Review: Cerebral 'She Dies Tomorrow' paints unsettling picture
Courtesy of NEON
The uncertain elements of the new picture “She Dies Tomorrow” - I’m not even sure what genre to throw this film into - is what drives the movie. In any other decade or timeframe the unsettling and borderline bizarre aspects of this film would be accepted and we would move on. But we’re living through a pandemic and “She Dies Tomorrow” takes on a whole new relevance and meaning. The characters know they’re going to die and once they understand that, the rest is history. Actor turned filmmaker Amy Seimetz - who took her paycheck from “Pet Sematary” to finance this wild ride - has created a daunting exercise in her second feature and one that warrants much discussion afterwards. It’s tough to watch a movie with friends while in quarantine, but this is one acid trip you shouldn’t see alone.
Kate Lyn Sheil is Amy, a recovering alcoholic who believes she’s, well, going to die tomorrow. Alone and fraught in a home she recently purchased, long-time friend Jane (Jane Adams) comes to her rescue. Still humming about how there is “no tomorrow,” Jane shrugs off Amy’s strange and suicidal thoughts as a drunken mishap until she is exposed to a darker truth, drawn to weird strobe lights where she eventually believes she will also die tomorrow.
Wasting no time, Jane crashes her brother’s (Chris Messina) birthday shindig with a slew of guests (Katie Aselton, Tunde Adebimpe, and Jennifer Kim) as the unseen force of death begins to infect them all. For Tilly (Kim) and Brian (Adebimpe) it’s a break-up where they both express why they’ve stayed in the broken relationship for so long. Others face more grueling fates.
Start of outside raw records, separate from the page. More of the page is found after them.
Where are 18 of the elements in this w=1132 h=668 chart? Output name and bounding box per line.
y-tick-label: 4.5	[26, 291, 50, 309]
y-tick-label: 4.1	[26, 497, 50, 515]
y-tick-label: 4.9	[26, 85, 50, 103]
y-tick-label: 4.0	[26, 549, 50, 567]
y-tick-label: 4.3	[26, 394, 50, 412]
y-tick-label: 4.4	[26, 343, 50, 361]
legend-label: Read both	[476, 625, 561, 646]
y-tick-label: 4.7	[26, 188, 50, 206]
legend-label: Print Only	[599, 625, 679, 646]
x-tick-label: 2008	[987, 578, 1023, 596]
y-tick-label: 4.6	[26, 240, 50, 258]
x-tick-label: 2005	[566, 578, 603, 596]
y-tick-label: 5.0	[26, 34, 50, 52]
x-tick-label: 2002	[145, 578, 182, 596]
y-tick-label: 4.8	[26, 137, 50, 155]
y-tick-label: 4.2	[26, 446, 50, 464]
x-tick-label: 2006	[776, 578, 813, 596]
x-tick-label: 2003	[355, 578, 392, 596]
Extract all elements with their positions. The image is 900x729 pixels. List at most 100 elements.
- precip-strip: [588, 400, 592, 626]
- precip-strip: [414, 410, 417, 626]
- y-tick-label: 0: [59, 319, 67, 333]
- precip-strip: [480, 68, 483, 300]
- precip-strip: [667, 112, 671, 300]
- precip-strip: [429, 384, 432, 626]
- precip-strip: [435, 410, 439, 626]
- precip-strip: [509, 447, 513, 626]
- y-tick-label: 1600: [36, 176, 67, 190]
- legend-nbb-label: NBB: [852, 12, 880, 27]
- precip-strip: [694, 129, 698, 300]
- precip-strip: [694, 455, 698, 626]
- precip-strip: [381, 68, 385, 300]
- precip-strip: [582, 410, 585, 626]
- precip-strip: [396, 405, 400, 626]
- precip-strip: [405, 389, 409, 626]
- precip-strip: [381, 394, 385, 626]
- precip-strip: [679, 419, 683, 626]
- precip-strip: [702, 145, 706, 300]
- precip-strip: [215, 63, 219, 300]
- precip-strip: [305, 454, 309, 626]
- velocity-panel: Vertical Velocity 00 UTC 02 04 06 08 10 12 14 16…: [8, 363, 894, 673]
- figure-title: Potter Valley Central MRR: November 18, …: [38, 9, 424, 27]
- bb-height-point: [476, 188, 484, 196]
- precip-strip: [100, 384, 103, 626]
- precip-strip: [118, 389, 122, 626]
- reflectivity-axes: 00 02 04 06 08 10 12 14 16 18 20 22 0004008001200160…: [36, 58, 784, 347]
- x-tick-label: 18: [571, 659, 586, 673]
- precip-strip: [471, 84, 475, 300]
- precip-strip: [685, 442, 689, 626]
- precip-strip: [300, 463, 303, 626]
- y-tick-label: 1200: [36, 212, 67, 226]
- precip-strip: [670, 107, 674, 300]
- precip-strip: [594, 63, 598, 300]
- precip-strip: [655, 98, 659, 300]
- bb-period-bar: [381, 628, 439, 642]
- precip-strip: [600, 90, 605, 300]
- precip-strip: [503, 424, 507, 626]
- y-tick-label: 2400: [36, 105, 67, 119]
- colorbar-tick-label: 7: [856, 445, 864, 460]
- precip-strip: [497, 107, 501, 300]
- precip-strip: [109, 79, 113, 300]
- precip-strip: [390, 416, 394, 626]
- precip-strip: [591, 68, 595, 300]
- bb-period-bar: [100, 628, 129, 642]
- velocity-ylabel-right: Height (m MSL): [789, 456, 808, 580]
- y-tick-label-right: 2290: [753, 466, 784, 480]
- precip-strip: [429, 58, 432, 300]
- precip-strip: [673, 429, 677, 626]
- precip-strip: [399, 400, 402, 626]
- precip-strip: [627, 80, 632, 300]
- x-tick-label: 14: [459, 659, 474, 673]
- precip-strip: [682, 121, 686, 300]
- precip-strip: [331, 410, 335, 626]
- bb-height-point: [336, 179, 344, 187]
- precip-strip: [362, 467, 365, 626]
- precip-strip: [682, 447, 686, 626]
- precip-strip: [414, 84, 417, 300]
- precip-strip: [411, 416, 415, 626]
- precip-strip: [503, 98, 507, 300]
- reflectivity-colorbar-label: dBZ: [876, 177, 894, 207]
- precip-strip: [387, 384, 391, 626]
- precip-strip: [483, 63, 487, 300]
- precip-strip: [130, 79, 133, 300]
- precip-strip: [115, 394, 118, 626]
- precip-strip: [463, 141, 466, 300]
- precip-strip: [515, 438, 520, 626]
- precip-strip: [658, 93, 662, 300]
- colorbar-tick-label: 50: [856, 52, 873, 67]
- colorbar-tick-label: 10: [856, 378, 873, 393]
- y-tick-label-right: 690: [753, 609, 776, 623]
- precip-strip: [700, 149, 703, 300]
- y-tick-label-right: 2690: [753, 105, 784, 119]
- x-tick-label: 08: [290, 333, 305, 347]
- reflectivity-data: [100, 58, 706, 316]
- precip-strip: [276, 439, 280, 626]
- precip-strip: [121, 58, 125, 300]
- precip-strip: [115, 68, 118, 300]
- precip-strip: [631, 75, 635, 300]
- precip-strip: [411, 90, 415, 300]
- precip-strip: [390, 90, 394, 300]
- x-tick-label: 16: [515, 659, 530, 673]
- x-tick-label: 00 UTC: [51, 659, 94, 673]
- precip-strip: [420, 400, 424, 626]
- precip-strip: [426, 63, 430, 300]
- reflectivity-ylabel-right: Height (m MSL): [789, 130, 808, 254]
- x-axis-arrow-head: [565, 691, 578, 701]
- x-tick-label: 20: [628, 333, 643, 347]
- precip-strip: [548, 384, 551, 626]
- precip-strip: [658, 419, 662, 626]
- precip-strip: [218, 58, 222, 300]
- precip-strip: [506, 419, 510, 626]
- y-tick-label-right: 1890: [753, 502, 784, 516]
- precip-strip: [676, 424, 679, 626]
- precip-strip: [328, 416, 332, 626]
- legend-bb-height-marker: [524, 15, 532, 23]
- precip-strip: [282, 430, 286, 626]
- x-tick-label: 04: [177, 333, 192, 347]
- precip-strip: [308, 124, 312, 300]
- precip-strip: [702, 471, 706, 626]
“She Dies Tomorrow” - at only 84 minutes - manages to intercept a wide array of stories and collide them into one juicy narrative (cameos by Josh Lucas and Michelle Rodriguez proves the scale at which “death” can infect even the minor characters Jane comes into contact with). But the film is rich with lessons on anxiety, layered with rabbit holes and abnormal twists. Seimetz wisely gives the film a stark tone and borrows elements from “It Follows” to help manifest what our country might be feeling right now.
This isn’t a straightforward movie, and one that rewards repeat viewings (as of this writing, I screened the film twice) to fully comprehend the foundation Seimetz lays. It’s all by purpose and the filmmakers don’t expect you to have all the answers. Plus the confidence showcased here - the film isn’t afraid to push buttons in a time where folks could very well die tomorrow - is ballsy. I hope we can stick around long enough to see where Seimetz takes us next.
SHE DIES TOMORROW will open at select drive-ins starting Friday July 31st before heading to VOD on August 7th.